Can the AI build the actual PowerPoint, not just the outline?

Yes, but not from a chat model alone. Copilot in PowerPoint (the “Create with Copilot” flow rolled out to PowerPoint web and Windows in May 2026) and Gamma both turn a prompt or outline into formatted slides you can export as PPTX. Gemini exports a generated deck from the Gemini app to Google Slides. Claude and ChatGPT return text; you copy that into your slide tool. See the tool table above for what each one exports.

Why do AI decks come out so generic?

Almost always because the prompt skipped the audience, the decision, and the time limit. The prompts here force you to fill those in. The second cause is letting a visual tool both write and design at once — it defaults to topic headlines and bullet walls. Outline first, design second.

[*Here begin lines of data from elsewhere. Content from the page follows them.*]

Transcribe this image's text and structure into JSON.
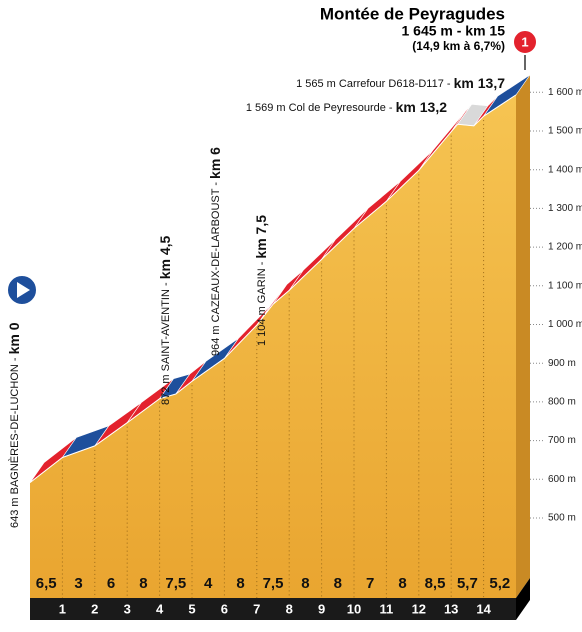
{
  "chart_data": {
    "type": "profile",
    "title": "Montée de Peyragudes",
    "subtitle": "1 645 m - km 15",
    "note": "(14,9 km à 6,7%)",
    "finish_marker": "1",
    "x": [
      0,
      1,
      2,
      3,
      4,
      4.5,
      5,
      6,
      7,
      7.5,
      8,
      9,
      10,
      11,
      12,
      13,
      13.2,
      13.7,
      14,
      15
    ],
    "values": [
      643,
      708,
      738,
      798,
      860,
      872,
      905,
      964,
      1050,
      1104,
      1140,
      1220,
      1300,
      1370,
      1450,
      1550,
      1569,
      1565,
      1590,
      1645
    ],
    "xlim": [
      0,
      15
    ],
    "ylim": [
      500,
      1700
    ],
    "xticks": [
      1,
      2,
      3,
      4,
      5,
      6,
      7,
      8,
      9,
      10,
      11,
      12,
      13,
      14
    ],
    "yticks": [
      {
        "value": 500,
        "label": "500 m"
      },
      {
        "value": 600,
        "label": "600 m"
      },
      {
        "value": 700,
        "label": "700 m"
      },
      {
        "value": 800,
        "label": "800 m"
      },
      {
        "value": 900,
        "label": "900 m"
      },
      {
        "value": 1000,
        "label": "1 000 m"
      },
      {
        "value": 1100,
        "label": "1 100 m"
      },
      {
        "value": 1200,
        "label": "1 200 m"
      },
      {
        "value": 1300,
        "label": "1 300 m"
      },
      {
        "value": 1400,
        "label": "1 400 m"
      },
      {
        "value": 1500,
        "label": "1 500 m"
      },
      {
        "value": 1600,
        "label": "1 600 m"
      }
    ],
    "gradients": {
      "values": [
        6.5,
        3,
        6,
        8,
        7.5,
        4,
        8,
        7.5,
        8,
        8,
        7,
        8,
        8.5,
        5.7,
        5.2
      ],
      "value_labels": [
        "6,5",
        "3",
        "6",
        "8",
        "7,5",
        "4",
        "8",
        "7,5",
        "8",
        "8",
        "7",
        "8",
        "8,5",
        "5,7",
        "5,2"
      ]
    },
    "annotations": [
      {
        "text": "643 m BAGNÈRES-DE-LUCHON - ",
        "km": "km 0"
      },
      {
        "text": "872 m SAINT-AVENTIN - ",
        "km": "km 4,5"
      },
      {
        "text": "964 m CAZEAUX-DE-LARBOUST - ",
        "km": "km 6"
      },
      {
        "text": "1 104 m GARIN - ",
        "km": "km 7,5"
      },
      {
        "text": "1 565 m Carrefour D618-D117 - ",
        "km": "km 13,7"
      },
      {
        "text": "1 569 m Col de Peyresourde - ",
        "km": "km 13,2"
      }
    ],
    "colors": {
      "steep": "#e3222d",
      "moderate": "#1e4f9c",
      "flat": "#d9d9d9",
      "terrain": "#f0b03a",
      "base": "#1a1a1a"
    }
  }
}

How do I keep the deck to one idea per slide?

Use prompt 12 (the 5-dimension critique) on your draft. It scores density and flags slides carrying more than one idea, with the exact slide numbers to split. If a slide’s 50-word speaker note (prompt 7) won’t fit, that slide is also doing too much.

Do these prompts work in any language?

Yes. Add a line like “Write the outline in [language]” to any prompt. Claude Opus 4.7, GPT-5.5, and Gemini 3.1 Pro all keep the story-arc structure intact across languages; only the visible text changes.